Le directeur artistique Louis Robitaille discute avec le chorégraphe Ishan Rustem. On reconnaît à droite, Éric Jean, le metteur en scène.

La présence du fantôme

TROIS-RIVIÈRES — Dance Me était, à l’origine, une commande passée dans le cadre des fêtes du 375e anniversaire de fondation de la ville de Montréal. Considérant l’ampleur des moyens mis en œuvre, il était évident que le spectacle devait partir en tournée. Comme l’œuvre de Leonard Cohen est connue, respectée et aimée dans le monde entier et que la danse est un langage universel, les frontières n’existaient plus.

Le spectacle a été acclamé au Québec, bien sûr, mais aussi en France, en Finlande, aux États-Unis et sera présenté de nouveau en France puis en Belgique avant la fin de l’année en plus de traverser le Canada.
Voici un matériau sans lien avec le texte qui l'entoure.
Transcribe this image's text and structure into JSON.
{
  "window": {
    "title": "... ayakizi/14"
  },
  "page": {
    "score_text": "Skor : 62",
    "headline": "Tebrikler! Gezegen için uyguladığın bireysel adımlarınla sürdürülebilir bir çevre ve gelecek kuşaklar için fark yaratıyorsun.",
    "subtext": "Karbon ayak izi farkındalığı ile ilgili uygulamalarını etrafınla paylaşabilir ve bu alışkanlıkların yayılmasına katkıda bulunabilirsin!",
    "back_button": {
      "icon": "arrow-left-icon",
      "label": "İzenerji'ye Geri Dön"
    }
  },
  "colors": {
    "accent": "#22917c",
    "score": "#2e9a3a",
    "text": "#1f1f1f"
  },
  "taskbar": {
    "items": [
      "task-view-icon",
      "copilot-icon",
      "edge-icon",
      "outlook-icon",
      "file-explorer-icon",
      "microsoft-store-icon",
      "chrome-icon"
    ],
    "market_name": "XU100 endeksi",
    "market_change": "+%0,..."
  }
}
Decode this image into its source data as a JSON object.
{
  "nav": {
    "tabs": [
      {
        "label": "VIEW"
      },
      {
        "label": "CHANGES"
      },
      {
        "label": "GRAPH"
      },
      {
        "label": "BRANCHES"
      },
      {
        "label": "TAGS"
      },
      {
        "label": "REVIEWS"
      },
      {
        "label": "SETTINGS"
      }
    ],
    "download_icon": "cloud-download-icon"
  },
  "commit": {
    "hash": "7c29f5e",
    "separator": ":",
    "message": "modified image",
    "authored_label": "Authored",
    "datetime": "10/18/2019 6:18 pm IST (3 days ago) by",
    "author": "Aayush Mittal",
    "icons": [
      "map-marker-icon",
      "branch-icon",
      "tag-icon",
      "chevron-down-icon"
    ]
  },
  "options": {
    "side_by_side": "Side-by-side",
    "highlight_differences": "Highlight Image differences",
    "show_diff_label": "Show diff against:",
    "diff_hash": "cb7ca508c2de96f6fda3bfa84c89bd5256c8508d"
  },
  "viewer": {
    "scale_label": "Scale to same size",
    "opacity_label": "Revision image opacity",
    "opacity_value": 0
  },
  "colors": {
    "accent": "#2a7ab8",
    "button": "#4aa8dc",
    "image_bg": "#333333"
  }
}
La version initiale était conçue pour des salles mais une autre version pour des spectacles à l’extérieur a été mise sur pied en fonction de propositions de représentations en plein air.

Le metteur en scène n’est nullement intimidé par l’espace immense, tant sur scène que dans les gradins, que propose l’Amphithéâtre Cogeco. «Je n’ai pas encore vu votre amphithéâtre, avoue Éric Jean, mais autant je trouve que le spectacle a une dimension verticale parce que les chansons nous connectent à la terre autant qu’elles nous élèvent vers le ciel, autant il a une dimension horizontale par la façon que nous avons d’occuper la scène et d’entrer en contact avec le public. En France, on l’a présenté dans des théâtres romains et ça a fonctionné de façon extraordinaire. Je n’ai absolument aucune inquiétude de ce côté. On l’a fait devant des foules de plus 3500 personnes et la vibration passe à chaque fois.»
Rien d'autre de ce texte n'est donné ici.